As you probably all know, it absolutely tipped down on Friday. We had one absentee - a hospital appointment is no excuse when we are building something as important as this - and the two that turned up for work had to resort to heavy duty rainwear and an extended tea session in the cabin, until there was a slight reduction in the downpour. But not a cessation of course.
First, a quick look at the P1 roof.
The corrugated iron sheets, painted with 4 coats of paint, now go all the way down.
Strangely, it seemed to us, there was no curtain of water at the bottom. We don't know where all the water in the corrugations went.
As we couldn't paint, nor use electrical equipment such as drills to fix further sheets, we decided to manufacture more dagger boards in the dry.
Here is Neal taking a pattern off an existing board. We still have the intermediate landing and lower half of P2 to equip.
We then retired to the workshop to cut out the basic shapes of the 25 or so we still need.
It's dry in here too.
A supply of painted T&G board was readied earlier and is in storage for this very moment.
We peeked out of the door and found the source moving towards us - the Peak. It was a fire and drive course, without the 'fire' bit.
The departure was a bit of a non event, so a video of it was started but soon deleted again. No roar, no splutter, no 'Tractor' type growl. Just a slow forward progression until all you heard was the click of the carriage wheels on the joints.

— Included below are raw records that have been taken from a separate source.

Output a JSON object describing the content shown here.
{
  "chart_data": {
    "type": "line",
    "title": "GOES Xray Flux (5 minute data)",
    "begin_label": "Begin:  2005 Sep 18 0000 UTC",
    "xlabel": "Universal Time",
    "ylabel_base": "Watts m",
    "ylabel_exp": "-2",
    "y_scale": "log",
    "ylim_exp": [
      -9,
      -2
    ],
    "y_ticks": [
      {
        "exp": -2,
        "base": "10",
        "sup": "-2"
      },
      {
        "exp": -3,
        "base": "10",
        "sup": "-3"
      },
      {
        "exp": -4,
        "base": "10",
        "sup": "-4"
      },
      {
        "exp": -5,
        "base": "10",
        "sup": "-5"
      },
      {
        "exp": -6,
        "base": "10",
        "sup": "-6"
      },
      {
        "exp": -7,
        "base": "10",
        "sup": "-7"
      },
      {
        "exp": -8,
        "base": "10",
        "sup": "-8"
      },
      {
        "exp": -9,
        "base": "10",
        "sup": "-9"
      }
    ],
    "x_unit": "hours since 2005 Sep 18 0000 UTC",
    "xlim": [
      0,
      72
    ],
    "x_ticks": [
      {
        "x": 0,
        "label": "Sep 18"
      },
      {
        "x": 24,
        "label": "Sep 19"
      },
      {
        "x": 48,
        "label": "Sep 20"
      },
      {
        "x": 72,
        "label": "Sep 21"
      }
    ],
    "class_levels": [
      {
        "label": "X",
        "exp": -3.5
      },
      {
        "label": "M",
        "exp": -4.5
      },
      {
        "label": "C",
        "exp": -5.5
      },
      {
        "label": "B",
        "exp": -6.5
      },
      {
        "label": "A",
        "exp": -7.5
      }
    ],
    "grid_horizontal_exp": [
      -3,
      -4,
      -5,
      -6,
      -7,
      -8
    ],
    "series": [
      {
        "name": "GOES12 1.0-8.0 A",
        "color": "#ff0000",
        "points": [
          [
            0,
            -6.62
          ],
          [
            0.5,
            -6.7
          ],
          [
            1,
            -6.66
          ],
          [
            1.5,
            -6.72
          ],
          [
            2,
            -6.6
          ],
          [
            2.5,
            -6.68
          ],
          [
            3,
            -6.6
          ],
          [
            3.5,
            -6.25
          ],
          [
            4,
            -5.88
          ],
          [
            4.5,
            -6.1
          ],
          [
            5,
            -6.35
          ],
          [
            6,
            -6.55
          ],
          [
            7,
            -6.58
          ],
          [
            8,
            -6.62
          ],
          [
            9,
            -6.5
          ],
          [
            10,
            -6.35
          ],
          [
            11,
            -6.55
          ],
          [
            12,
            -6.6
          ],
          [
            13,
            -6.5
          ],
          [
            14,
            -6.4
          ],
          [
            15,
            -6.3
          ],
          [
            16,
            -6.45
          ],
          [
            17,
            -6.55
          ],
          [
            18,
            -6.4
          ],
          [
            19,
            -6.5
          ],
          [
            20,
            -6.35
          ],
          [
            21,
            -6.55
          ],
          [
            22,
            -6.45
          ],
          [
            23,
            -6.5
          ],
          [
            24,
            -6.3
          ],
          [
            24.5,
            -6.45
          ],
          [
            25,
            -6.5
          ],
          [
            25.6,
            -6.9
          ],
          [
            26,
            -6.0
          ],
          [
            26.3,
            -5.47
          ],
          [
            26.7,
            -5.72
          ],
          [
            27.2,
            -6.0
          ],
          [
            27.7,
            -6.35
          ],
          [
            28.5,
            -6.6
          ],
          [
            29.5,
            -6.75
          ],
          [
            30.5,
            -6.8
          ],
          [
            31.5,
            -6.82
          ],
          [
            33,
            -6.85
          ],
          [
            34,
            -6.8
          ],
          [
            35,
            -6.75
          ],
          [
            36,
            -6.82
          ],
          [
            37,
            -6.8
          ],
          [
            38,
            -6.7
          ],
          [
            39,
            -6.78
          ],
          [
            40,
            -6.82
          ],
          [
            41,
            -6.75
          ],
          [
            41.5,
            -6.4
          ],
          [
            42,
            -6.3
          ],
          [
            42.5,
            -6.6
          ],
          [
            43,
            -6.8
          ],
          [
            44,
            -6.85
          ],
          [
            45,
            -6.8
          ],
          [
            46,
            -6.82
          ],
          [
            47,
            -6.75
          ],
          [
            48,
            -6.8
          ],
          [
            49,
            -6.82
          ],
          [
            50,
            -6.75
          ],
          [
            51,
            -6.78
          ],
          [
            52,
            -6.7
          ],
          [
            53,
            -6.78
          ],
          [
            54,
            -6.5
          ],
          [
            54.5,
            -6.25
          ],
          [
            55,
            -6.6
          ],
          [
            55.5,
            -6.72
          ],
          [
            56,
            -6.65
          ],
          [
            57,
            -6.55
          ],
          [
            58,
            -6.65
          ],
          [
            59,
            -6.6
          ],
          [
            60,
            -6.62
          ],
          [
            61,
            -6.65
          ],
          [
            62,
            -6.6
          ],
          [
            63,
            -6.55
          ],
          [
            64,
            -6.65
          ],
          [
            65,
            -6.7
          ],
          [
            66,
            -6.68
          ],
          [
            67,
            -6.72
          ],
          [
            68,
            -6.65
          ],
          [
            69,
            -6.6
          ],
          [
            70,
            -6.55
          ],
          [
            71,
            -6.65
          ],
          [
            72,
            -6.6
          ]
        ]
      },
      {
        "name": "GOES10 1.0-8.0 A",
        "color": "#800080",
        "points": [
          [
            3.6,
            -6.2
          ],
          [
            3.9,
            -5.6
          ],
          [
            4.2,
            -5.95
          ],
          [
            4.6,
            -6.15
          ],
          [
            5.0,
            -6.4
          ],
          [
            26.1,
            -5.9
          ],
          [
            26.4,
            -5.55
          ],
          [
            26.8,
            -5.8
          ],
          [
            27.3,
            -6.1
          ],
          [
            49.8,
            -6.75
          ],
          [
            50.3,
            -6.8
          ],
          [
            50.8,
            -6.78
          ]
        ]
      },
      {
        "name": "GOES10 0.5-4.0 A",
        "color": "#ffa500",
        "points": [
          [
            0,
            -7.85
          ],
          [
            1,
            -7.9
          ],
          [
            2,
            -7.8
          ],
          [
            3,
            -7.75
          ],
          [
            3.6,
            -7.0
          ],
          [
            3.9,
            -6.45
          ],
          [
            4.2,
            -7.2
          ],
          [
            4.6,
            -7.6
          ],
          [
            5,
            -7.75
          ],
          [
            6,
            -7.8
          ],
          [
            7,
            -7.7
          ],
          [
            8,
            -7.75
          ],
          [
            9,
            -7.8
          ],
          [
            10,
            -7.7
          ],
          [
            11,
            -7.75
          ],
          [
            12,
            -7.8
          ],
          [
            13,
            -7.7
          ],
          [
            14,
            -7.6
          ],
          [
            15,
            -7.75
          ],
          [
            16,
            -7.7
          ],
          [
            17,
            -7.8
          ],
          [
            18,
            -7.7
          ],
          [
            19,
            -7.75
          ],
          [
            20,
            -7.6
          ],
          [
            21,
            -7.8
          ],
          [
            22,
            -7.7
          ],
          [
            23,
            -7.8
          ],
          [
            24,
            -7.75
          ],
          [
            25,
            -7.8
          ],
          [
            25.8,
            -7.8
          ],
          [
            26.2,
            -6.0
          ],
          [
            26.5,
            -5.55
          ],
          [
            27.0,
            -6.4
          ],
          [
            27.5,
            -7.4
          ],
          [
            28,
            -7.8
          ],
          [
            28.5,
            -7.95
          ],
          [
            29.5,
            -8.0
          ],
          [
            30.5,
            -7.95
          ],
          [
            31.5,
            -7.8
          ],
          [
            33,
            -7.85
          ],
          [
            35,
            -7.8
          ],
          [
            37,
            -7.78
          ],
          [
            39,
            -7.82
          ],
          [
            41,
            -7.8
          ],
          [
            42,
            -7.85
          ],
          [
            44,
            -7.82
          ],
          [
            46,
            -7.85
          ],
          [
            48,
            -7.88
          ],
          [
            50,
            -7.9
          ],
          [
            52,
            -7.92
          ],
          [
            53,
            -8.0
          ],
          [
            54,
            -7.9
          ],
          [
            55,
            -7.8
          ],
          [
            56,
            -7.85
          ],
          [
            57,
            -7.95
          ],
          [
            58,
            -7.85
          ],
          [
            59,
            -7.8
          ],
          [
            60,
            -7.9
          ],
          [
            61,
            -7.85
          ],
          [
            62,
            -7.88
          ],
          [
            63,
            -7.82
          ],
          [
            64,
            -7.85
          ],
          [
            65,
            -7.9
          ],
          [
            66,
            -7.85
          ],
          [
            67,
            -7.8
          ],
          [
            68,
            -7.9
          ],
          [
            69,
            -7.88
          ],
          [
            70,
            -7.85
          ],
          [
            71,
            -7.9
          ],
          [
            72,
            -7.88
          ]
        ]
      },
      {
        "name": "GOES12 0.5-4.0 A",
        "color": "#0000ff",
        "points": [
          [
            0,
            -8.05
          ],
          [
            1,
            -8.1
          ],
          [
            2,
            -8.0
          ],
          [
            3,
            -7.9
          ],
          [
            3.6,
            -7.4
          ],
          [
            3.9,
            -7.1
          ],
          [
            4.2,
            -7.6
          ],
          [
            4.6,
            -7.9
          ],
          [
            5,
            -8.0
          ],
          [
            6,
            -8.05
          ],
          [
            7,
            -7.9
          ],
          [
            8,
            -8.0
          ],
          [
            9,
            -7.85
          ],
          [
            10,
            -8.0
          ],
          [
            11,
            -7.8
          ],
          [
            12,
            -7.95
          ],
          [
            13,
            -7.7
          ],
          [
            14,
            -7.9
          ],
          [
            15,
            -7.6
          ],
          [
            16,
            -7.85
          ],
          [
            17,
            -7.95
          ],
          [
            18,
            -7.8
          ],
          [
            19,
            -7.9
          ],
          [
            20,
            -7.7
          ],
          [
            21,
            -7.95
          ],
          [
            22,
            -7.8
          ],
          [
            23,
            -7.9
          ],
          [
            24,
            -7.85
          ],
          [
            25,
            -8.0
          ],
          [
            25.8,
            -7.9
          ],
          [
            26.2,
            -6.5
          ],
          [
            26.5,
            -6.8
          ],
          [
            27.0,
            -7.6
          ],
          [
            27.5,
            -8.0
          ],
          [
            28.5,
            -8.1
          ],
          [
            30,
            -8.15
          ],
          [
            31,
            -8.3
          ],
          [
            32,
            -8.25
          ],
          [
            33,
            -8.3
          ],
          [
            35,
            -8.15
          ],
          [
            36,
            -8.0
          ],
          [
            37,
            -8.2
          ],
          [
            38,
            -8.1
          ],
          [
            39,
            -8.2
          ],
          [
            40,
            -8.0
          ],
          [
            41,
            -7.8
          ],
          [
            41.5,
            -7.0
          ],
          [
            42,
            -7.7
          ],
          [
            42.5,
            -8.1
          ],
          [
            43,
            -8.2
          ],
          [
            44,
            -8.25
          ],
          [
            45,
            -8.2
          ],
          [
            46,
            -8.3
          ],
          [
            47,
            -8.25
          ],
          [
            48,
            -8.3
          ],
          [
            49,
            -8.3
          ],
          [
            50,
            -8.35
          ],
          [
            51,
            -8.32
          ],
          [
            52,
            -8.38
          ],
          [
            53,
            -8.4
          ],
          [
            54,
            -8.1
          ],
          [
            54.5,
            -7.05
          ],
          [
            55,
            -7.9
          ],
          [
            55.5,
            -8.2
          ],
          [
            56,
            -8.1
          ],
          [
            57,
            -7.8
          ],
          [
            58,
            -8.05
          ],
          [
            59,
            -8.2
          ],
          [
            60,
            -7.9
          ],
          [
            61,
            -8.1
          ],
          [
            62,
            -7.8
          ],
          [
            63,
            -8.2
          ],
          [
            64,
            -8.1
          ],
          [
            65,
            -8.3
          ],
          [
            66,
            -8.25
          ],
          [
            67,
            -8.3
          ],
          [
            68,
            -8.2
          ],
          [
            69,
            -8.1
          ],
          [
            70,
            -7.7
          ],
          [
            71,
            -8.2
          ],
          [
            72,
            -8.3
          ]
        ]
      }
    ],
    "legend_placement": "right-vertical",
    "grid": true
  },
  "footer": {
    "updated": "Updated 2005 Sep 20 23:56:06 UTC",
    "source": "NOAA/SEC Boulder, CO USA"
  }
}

The enormous length of this monster is very striking though, so for the still photographer it is clearly attractive.
After a welcome lunch in the dry in the mess hut, we renewed our sawing activities, until Neal had made up two nice big piles of dagger boards.
These were squirrelled away in his van, for further treatment at home (cutting the slot and drilling the holes, then primering the sawn edges.)

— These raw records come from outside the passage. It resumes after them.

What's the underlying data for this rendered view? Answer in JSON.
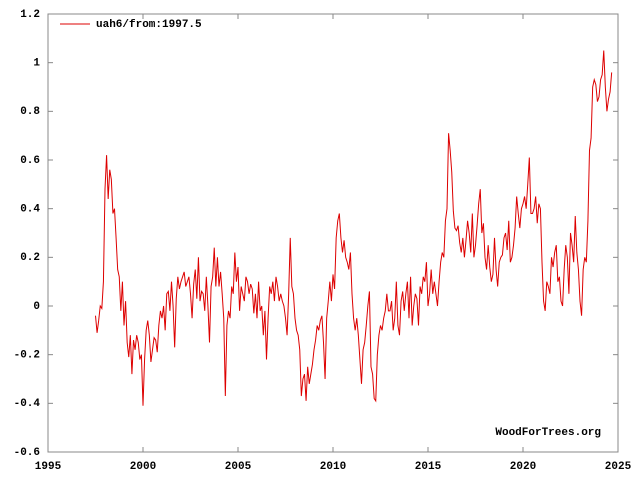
{
  "chart_data": {
    "type": "line",
    "annotation": "WoodForTrees.org",
    "xlim": [
      1995,
      2025
    ],
    "xticks": [
      1995,
      2000,
      2005,
      2010,
      2015,
      2020,
      2025
    ],
    "ylim": [
      -0.6,
      1.2
    ],
    "yticks": [
      -0.6,
      -0.4,
      -0.2,
      0,
      0.2,
      0.4,
      0.6,
      0.8,
      1,
      1.2
    ],
    "grid": false,
    "legend": "top-left",
    "x": [
      1997.5,
      1997.583,
      1997.667,
      1997.75,
      1997.833,
      1997.917,
      1998,
      1998.083,
      1998.167,
      1998.25,
      1998.333,
      1998.417,
      1998.5,
      1998.583,
      1998.667,
      1998.75,
      1998.833,
      1998.917,
      1999,
      1999.083,
      1999.167,
      1999.25,
      1999.333,
      1999.417,
      1999.5,
      1999.583,
      1999.667,
      1999.75,
      1999.833,
      1999.917,
      2000,
      2000.083,
      2000.167,
      2000.25,
      2000.333,
      2000.417,
      2000.5,
      2000.583,
      2000.667,
      2000.75,
      2000.833,
      2000.917,
      2001,
      2001.083,
      2001.167,
      2001.25,
      2001.333,
      2001.417,
      2001.5,
      2001.583,
      2001.667,
      2001.75,
      2001.833,
      2001.917,
      2002,
      2002.083,
      2002.167,
      2002.25,
      2002.333,
      2002.417,
      2002.5,
      2002.583,
      2002.667,
      2002.75,
      2002.833,
      2002.917,
      2003,
      2003.083,
      2003.167,
      2003.25,
      2003.333,
      2003.417,
      2003.5,
      2003.583,
      2003.667,
      2003.75,
      2003.833,
      2003.917,
      2004,
      2004.083,
      2004.167,
      2004.25,
      2004.333,
      2004.417,
      2004.5,
      2004.583,
      2004.667,
      2004.75,
      2004.833,
      2004.917,
      2005,
      2005.083,
      2005.167,
      2005.25,
      2005.333,
      2005.417,
      2005.5,
      2005.583,
      2005.667,
      2005.75,
      2005.833,
      2005.917,
      2006,
      2006.083,
      2006.167,
      2006.25,
      2006.333,
      2006.417,
      2006.5,
      2006.583,
      2006.667,
      2006.75,
      2006.833,
      2006.917,
      2007,
      2007.083,
      2007.167,
      2007.25,
      2007.333,
      2007.417,
      2007.5,
      2007.583,
      2007.667,
      2007.75,
      2007.833,
      2007.917,
      2008,
      2008.083,
      2008.167,
      2008.25,
      2008.333,
      2008.417,
      2008.5,
      2008.583,
      2008.667,
      2008.75,
      2008.833,
      2008.917,
      2009,
      2009.083,
      2009.167,
      2009.25,
      2009.333,
      2009.417,
      2009.5,
      2009.583,
      2009.667,
      2009.75,
      2009.833,
      2009.917,
      2010,
      2010.083,
      2010.167,
      2010.25,
      2010.333,
      2010.417,
      2010.5,
      2010.583,
      2010.667,
      2010.75,
      2010.833,
      2010.917,
      2011,
      2011.083,
      2011.167,
      2011.25,
      2011.333,
      2011.417,
      2011.5,
      2011.583,
      2011.667,
      2011.75,
      2011.833,
      2011.917,
      2012,
      2012.083,
      2012.167,
      2012.25,
      2012.333,
      2012.417,
      2012.5,
      2012.583,
      2012.667,
      2012.75,
      2012.833,
      2012.917,
      2013,
      2013.083,
      2013.167,
      2013.25,
      2013.333,
      2013.417,
      2013.5,
      2013.583,
      2013.667,
      2013.75,
      2013.833,
      2013.917,
      2014,
      2014.083,
      2014.167,
      2014.25,
      2014.333,
      2014.417,
      2014.5,
      2014.583,
      2014.667,
      2014.75,
      2014.833,
      2014.917,
      2015,
      2015.083,
      2015.167,
      2015.25,
      2015.333,
      2015.417,
      2015.5,
      2015.583,
      2015.667,
      2015.75,
      2015.833,
      2015.917,
      2016,
      2016.083,
      2016.167,
      2016.25,
      2016.333,
      2016.417,
      2016.5,
      2016.583,
      2016.667,
      2016.75,
      2016.833,
      2016.917,
      2017,
      2017.083,
      2017.167,
      2017.25,
      2017.333,
      2017.417,
      2017.5,
      2017.583,
      2017.667,
      2017.75,
      2017.833,
      2017.917,
      2018,
      2018.083,
      2018.167,
      2018.25,
      2018.333,
      2018.417,
      2018.5,
      2018.583,
      2018.667,
      2018.75,
      2018.833,
      2018.917,
      2019,
      2019.083,
      2019.167,
      2019.25,
      2019.333,
      2019.417,
      2019.5,
      2019.583,
      2019.667,
      2019.75,
      2019.833,
      2019.917,
      2020,
      2020.083,
      2020.167,
      2020.25,
      2020.333,
      2020.417,
      2020.5,
      2020.583,
      2020.667,
      2020.75,
      2020.833,
      2020.917,
      2021,
      2021.083,
      2021.167,
      2021.25,
      2021.333,
      2021.417,
      2021.5,
      2021.583,
      2021.667,
      2021.75,
      2021.833,
      2021.917,
      2022,
      2022.083,
      2022.167,
      2022.25,
      2022.333,
      2022.417,
      2022.5,
      2022.583,
      2022.667,
      2022.75,
      2022.833,
      2022.917,
      2023,
      2023.083,
      2023.167,
      2023.25,
      2023.333,
      2023.417,
      2023.5,
      2023.583,
      2023.667,
      2023.75,
      2023.833,
      2023.917,
      2024,
      2024.083,
      2024.167,
      2024.25,
      2024.333,
      2024.417,
      2024.5,
      2024.583,
      2024.667
    ],
    "series": [
      {
        "name": "uah6/from:1997.5",
        "color": "#dd0000",
        "values": [
          -0.04,
          -0.11,
          -0.06,
          0.0,
          -0.01,
          0.1,
          0.48,
          0.62,
          0.44,
          0.56,
          0.52,
          0.38,
          0.4,
          0.28,
          0.15,
          0.12,
          -0.02,
          0.1,
          -0.08,
          0.02,
          -0.15,
          -0.21,
          -0.12,
          -0.28,
          -0.14,
          -0.18,
          -0.12,
          -0.15,
          -0.22,
          -0.2,
          -0.41,
          -0.22,
          -0.1,
          -0.06,
          -0.12,
          -0.23,
          -0.18,
          -0.13,
          -0.14,
          -0.19,
          -0.08,
          -0.02,
          -0.05,
          0.0,
          -0.1,
          0.05,
          0.06,
          -0.02,
          0.1,
          0.0,
          -0.17,
          0.03,
          0.12,
          0.07,
          0.1,
          0.12,
          0.14,
          0.08,
          0.1,
          0.12,
          0.05,
          -0.05,
          0.09,
          0.15,
          0.03,
          0.2,
          0.02,
          0.06,
          0.05,
          -0.02,
          0.12,
          0.0,
          -0.15,
          0.08,
          0.12,
          0.24,
          0.08,
          0.2,
          0.08,
          0.14,
          0.05,
          -0.05,
          -0.37,
          -0.08,
          -0.02,
          -0.05,
          0.08,
          0.05,
          0.22,
          0.1,
          0.16,
          -0.02,
          0.08,
          0.05,
          0.02,
          0.12,
          0.1,
          0.05,
          0.09,
          0.07,
          -0.03,
          0.05,
          -0.05,
          0.1,
          -0.02,
          0.0,
          -0.12,
          -0.02,
          -0.22,
          -0.05,
          0.08,
          0.05,
          0.1,
          0.02,
          0.12,
          0.08,
          0.02,
          0.05,
          0.02,
          0.0,
          -0.05,
          -0.12,
          0.05,
          0.28,
          0.08,
          0.05,
          -0.05,
          -0.1,
          -0.12,
          -0.18,
          -0.37,
          -0.3,
          -0.28,
          -0.39,
          -0.25,
          -0.32,
          -0.28,
          -0.24,
          -0.18,
          -0.14,
          -0.08,
          -0.1,
          -0.06,
          -0.04,
          -0.15,
          -0.3,
          -0.05,
          0.02,
          0.1,
          0.02,
          0.13,
          0.07,
          0.28,
          0.35,
          0.38,
          0.28,
          0.22,
          0.27,
          0.2,
          0.18,
          0.15,
          0.22,
          0.05,
          -0.05,
          -0.1,
          -0.05,
          -0.12,
          -0.22,
          -0.32,
          -0.18,
          -0.15,
          -0.08,
          0.0,
          0.06,
          -0.25,
          -0.28,
          -0.38,
          -0.39,
          -0.2,
          -0.12,
          -0.08,
          -0.1,
          -0.05,
          -0.02,
          0.05,
          -0.02,
          -0.02,
          0.02,
          -0.1,
          -0.05,
          0.1,
          -0.08,
          -0.12,
          0.02,
          0.06,
          -0.02,
          0.05,
          0.1,
          -0.05,
          0.12,
          -0.08,
          0.0,
          0.05,
          0.03,
          -0.08,
          0.08,
          0.05,
          0.12,
          0.1,
          0.18,
          0.0,
          0.05,
          0.15,
          0.05,
          0.1,
          0.05,
          0.0,
          0.1,
          0.18,
          0.22,
          0.2,
          0.35,
          0.4,
          0.71,
          0.64,
          0.55,
          0.39,
          0.32,
          0.31,
          0.33,
          0.26,
          0.22,
          0.28,
          0.2,
          0.27,
          0.35,
          0.3,
          0.22,
          0.38,
          0.2,
          0.25,
          0.33,
          0.42,
          0.48,
          0.3,
          0.34,
          0.2,
          0.15,
          0.25,
          0.16,
          0.1,
          0.13,
          0.28,
          0.15,
          0.08,
          0.18,
          0.2,
          0.21,
          0.28,
          0.3,
          0.23,
          0.35,
          0.18,
          0.2,
          0.25,
          0.32,
          0.45,
          0.38,
          0.32,
          0.4,
          0.42,
          0.45,
          0.4,
          0.5,
          0.61,
          0.38,
          0.38,
          0.4,
          0.45,
          0.34,
          0.42,
          0.4,
          0.18,
          0.02,
          -0.02,
          0.1,
          0.08,
          0.05,
          0.2,
          0.16,
          0.22,
          0.25,
          0.1,
          0.12,
          0.02,
          0.0,
          0.15,
          0.25,
          0.2,
          0.05,
          0.3,
          0.25,
          0.18,
          0.37,
          0.22,
          0.15,
          0.02,
          -0.04,
          0.15,
          0.2,
          0.18,
          0.35,
          0.64,
          0.69,
          0.9,
          0.93,
          0.91,
          0.84,
          0.86,
          0.93,
          0.95,
          1.05,
          0.9,
          0.8,
          0.85,
          0.88,
          0.96
        ]
      }
    ]
  }
}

After that, we called it a day. A wet day.
Saturday on the Defford straight.
The rainy Friday eventually dried out, but as the sun set a very menacing looking cloud began to surge over the Cotswolds edge:
Major puddles everywhere first thing on Saturday. But with a stroke of luck it didn't affect us too badly, as Saturday was the day of our bi-annual personal track safety exam, so we stayed in the mess room and studied.

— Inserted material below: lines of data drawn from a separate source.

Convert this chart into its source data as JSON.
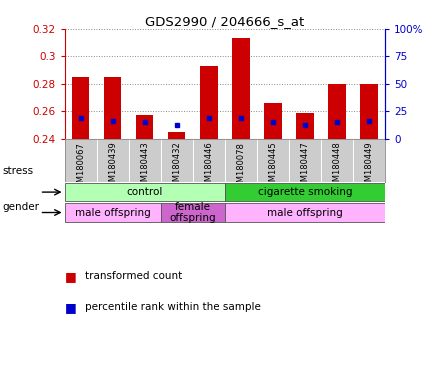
{
  "title": "GDS2990 / 204666_s_at",
  "samples": [
    "GSM180067",
    "GSM180439",
    "GSM180443",
    "GSM180432",
    "GSM180446",
    "GSM180078",
    "GSM180445",
    "GSM180447",
    "GSM180448",
    "GSM180449"
  ],
  "red_values": [
    0.285,
    0.285,
    0.257,
    0.245,
    0.293,
    0.313,
    0.266,
    0.259,
    0.28,
    0.28
  ],
  "blue_values": [
    0.255,
    0.253,
    0.252,
    0.25,
    0.255,
    0.255,
    0.252,
    0.25,
    0.252,
    0.253
  ],
  "ymin": 0.24,
  "ymax": 0.32,
  "y_ticks": [
    0.24,
    0.26,
    0.28,
    0.3,
    0.32
  ],
  "y_right_ticks": [
    0,
    25,
    50,
    75,
    100
  ],
  "stress_groups": [
    {
      "label": "control",
      "start": 0,
      "end": 5,
      "color": "#b3ffb3"
    },
    {
      "label": "cigarette smoking",
      "start": 5,
      "end": 10,
      "color": "#33cc33"
    }
  ],
  "gender_groups": [
    {
      "label": "male offspring",
      "start": 0,
      "end": 3,
      "color": "#ffb3ff"
    },
    {
      "label": "female\noffspring",
      "start": 3,
      "end": 5,
      "color": "#cc66cc"
    },
    {
      "label": "male offspring",
      "start": 5,
      "end": 10,
      "color": "#ffb3ff"
    }
  ],
  "bar_color": "#cc0000",
  "dot_color": "#0000cc",
  "label_bg_color": "#cccccc",
  "bg_color": "#ffffff",
  "axis_color_left": "#cc0000",
  "axis_color_right": "#0000cc",
  "grid_color": "#888888"
}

Amazingly, just as we completed the exams, the sky slowly cleared and we set off for the Defford straight in the two Landies with the genny and tools.
The Defford straight is the long stretch between Hayles Abbey Halt and Chicken Curve, in the far distance in this picture.
Note the new, concrete bridge with handrails.
The same bridge appears in this 1986 picture, now looking back towards Hayles Abbey Halt.
The track from Defford, hence the name, was replaced with standard FB on SHC type concrete sleepers. In the old picture you can see the pots being removed and the bolts extracted. In this condition they were used on the new Winchcombe platforms instead of corbelling bricks.
The replacement track is the one we were working on today. It's pretty good, but suffers from dipped joints along part of it.
Ahead of us a series of dipped joints then. The section improves beyond the tree in the distance.
We divided the 8 volunteers into two groups. One on the Kango hammers and back filling, the others further ahead digging out the next cribs.
Its a bit hard to see, but there are several dips along this bit, our work to come.
On the other hand behind us the rails are nice and level, as this is how they should look.
This is the work we have already done.
We hope somebody notices. Well, we know, anyway.
|Bert Ferrule and Steve on the Kangos. The dynamic duo.|
Slowly we moved down the line, here in almost exactly the same spot as the 1986 picture, and looking the same way towards Hayles.
33 years separate the pictures. It boggles the mind to think about that.
Surely not that tired, Ade? Well, he has a full time job as well you know.
The next one is the subject of some debate.
35006 said goodbye to us, under a cloud of spare steam as she left Winchcombe with a train north.